Pouvez-vous nous parler des autres axes sur lesquels Paris 2024 contribue pour réduire les discriminations sur la base du handicap : accès à l’emploi, promotion du parasport, etc. ?
Paris 2024 a déployé une stratégie
d’héritage : l’ambition que les choses changent durablement à la suite des Jeux, notamment autour du handicap. Ce sera bien sûr l’héritage physique de ce qui a été créé, mais cela passe aussi par d’autres actions pour l’inclusion au travers du sport, comme la pratique partagée. Nous disposons d’un fonds de dotation pour financer des projets d’as- sociations sportives. L’inclusion du handicap est l’un des critères indispensables pour obtenir un financement du fonds. En complément, l’ensemble des projets lauréats doivent prendre en considération la dimension d’accessibilité et d’inclusion et 10 % du budget a été attribué à des projets spécifiquement consacrés au bénéfice du handicap.
Par ailleurs, à Paris 2024, notre politique de recrutement est entièrement inclusive : tous nos postes sont accessibles à des candidats en situation de handicap, avec des entretiens en visioconférence et des mesures d’accompagnement individuelles si nécessaires. Notre bâtiment Pulse à Saint-Denis est réellement et intégralement universel, une vitrine de l’accessibilité au travail. Nous menons également une démarche active pour inciter les associations du handicap à participer au programme des volontaires pour les Jeux. Tous nos événements sont accessibles.

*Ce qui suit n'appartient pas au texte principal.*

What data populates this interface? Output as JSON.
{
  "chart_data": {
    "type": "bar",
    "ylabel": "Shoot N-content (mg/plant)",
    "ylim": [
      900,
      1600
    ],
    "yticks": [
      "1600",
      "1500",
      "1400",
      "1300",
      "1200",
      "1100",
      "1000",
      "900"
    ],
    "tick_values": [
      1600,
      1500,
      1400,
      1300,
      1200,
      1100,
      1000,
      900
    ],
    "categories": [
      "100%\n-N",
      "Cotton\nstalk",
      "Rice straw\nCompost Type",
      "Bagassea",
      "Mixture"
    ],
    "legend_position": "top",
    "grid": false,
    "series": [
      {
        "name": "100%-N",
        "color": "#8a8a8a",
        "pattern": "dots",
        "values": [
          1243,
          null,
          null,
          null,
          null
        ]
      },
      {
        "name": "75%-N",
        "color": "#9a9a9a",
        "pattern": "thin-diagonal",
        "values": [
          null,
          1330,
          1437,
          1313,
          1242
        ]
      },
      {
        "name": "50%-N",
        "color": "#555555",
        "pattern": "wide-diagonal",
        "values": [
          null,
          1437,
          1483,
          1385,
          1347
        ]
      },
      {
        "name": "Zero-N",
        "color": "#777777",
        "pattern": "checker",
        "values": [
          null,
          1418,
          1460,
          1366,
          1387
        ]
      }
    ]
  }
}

Nous nous mobilisons pour améliorer visibilité des Jeux Paralympiques, notamment via la semaine olympique et paralympique qui a lieu dans les écoles chaque début d’année depuis 2017 et pour laquelle 90 % des projets portés sont tournés vers le handicap.
L’objectif de notre dossier est de faire des émules. J’ai compris que c’était aussi dans les objectifs de Paris 2024. Quel serait votre conseil pour une entreprise qui voudrait rendre ses produits et services universellement accessibles?

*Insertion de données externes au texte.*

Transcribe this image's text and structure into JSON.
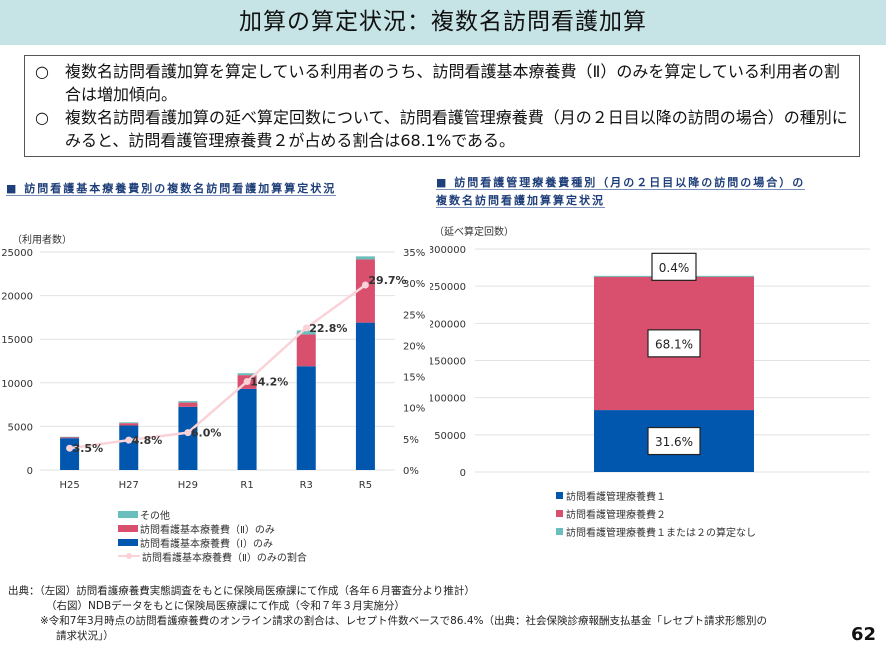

Le premier élément, c’est de solliciter des personnes compétentes, voire concernées, qui vont animer le sujet. Il est nécessaire de mettre en place une dynamique managériale et d’entreprise globale.
Ensuite, c’est un thème sur lequel il faut accepter d’avoir des freins et de s’adapter progressivement. On ne peut pas devenir universellement accessible du jour au lendemain. En revanche, on peut se projeter au cas par cas, en fonction des besoins, accompagner les personnes qu’on recrute et mettre en place une adaptation du poste en fonction de sa situation. La progression du télétravail permet d’ouvrir des manières de s’organiser plus fluides pour toutes et tous.
Enfin, il faut prendre conscience des compétences et talents plus spécifiques développés par les personnes en situation de handicap. Par exemple, mon besoin personnel d’économiser mon énergie dans mes déplacements m’a fait développer une capacité hors du commun à anticiper et planifier mes actions.